All over the globe, Facebook, Google and Twitter are facing unprecedented attacks from both the left and right sides of the political spectrum. Surging profitability and the notion the data being collected is being misused is a deadly combination.

Investors need to begin preparing for the possibility that politicians may do something stupid.

In May, the European Union began enforcing the General Data Protection Regulation. The privacy law required all technology companies to tell users what data was being collected, how it would be used, and how it could be deleted.

The GDPR is a net win for big companies like Google and Facebook. It forces smaller companies with little or no name recognition to compete for user data. It is a public-relations battle they cannot possibly win.

The Juncker edict is different …

The plan still must gain approval from the European Union and the European Parliament.

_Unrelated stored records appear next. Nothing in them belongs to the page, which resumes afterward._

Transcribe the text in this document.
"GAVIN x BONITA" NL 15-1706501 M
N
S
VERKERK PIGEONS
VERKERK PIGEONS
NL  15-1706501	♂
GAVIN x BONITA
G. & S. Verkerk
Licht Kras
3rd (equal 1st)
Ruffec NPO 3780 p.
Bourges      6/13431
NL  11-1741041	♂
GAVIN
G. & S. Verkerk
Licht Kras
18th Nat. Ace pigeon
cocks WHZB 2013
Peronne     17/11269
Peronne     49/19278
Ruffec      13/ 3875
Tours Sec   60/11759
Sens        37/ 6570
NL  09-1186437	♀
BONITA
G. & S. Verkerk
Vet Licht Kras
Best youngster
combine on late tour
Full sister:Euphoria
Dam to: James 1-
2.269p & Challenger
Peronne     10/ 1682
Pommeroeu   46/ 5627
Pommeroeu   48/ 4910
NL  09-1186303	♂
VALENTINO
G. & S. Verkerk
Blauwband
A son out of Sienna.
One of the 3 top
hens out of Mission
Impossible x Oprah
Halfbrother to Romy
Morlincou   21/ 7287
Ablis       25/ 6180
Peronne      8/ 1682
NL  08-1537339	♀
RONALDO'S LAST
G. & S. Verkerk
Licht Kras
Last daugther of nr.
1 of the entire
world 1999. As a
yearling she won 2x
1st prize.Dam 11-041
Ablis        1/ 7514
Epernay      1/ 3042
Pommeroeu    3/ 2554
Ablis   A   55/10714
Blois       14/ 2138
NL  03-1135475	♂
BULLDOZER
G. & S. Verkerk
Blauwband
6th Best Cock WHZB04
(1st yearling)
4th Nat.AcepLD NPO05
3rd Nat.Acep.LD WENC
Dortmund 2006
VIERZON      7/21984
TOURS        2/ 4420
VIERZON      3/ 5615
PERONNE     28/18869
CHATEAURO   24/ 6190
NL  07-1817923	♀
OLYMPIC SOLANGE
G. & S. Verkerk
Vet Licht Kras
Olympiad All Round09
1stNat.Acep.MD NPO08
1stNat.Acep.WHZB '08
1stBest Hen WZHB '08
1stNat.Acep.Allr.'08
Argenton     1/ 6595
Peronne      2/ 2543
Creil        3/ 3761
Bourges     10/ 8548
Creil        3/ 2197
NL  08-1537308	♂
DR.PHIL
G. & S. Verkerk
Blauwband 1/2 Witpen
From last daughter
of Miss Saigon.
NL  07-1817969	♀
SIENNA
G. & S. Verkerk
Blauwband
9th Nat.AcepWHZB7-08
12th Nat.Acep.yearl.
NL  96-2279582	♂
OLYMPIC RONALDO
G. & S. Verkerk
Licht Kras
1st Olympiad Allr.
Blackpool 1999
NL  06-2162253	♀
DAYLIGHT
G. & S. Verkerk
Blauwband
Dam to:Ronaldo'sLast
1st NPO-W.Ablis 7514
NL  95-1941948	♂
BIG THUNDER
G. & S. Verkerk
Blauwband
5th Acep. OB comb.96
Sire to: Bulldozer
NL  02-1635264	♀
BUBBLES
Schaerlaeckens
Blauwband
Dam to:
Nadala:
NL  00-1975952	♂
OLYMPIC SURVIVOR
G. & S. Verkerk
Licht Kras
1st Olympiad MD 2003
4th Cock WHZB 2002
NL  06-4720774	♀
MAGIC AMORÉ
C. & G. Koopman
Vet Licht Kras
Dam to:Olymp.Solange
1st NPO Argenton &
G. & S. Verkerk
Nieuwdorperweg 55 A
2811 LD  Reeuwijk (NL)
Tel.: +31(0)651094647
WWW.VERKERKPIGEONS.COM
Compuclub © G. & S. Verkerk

However, this action targets big tech specifically.

Google and Facebook executives claim they have made significant progress removing extremist content quickly and at scale. In addition to more machine-learning tools, last year Google managers committed to hiring 10,000 additional staff. Also in 2017, Facebook claimed 99% of all Islamic State and al-Qaeda content was removed before being flagged by users. And 83% was deleted within the first hour.

Hosting extremist content, even involuntarily, is terrible for business. Still, good intentions may not matter. Populism is growing. Politicians know they can scapegoat big tech for all of societies’ perceived ills.

Facebook is especially vulnerable. I have been watching the stock because it is trading very near my long-term support level. If the stock falls below $155, the tape could get really ugly.

At 20x forward earnings, the stock seems cheap given its growth potential. The problem is that value is relative.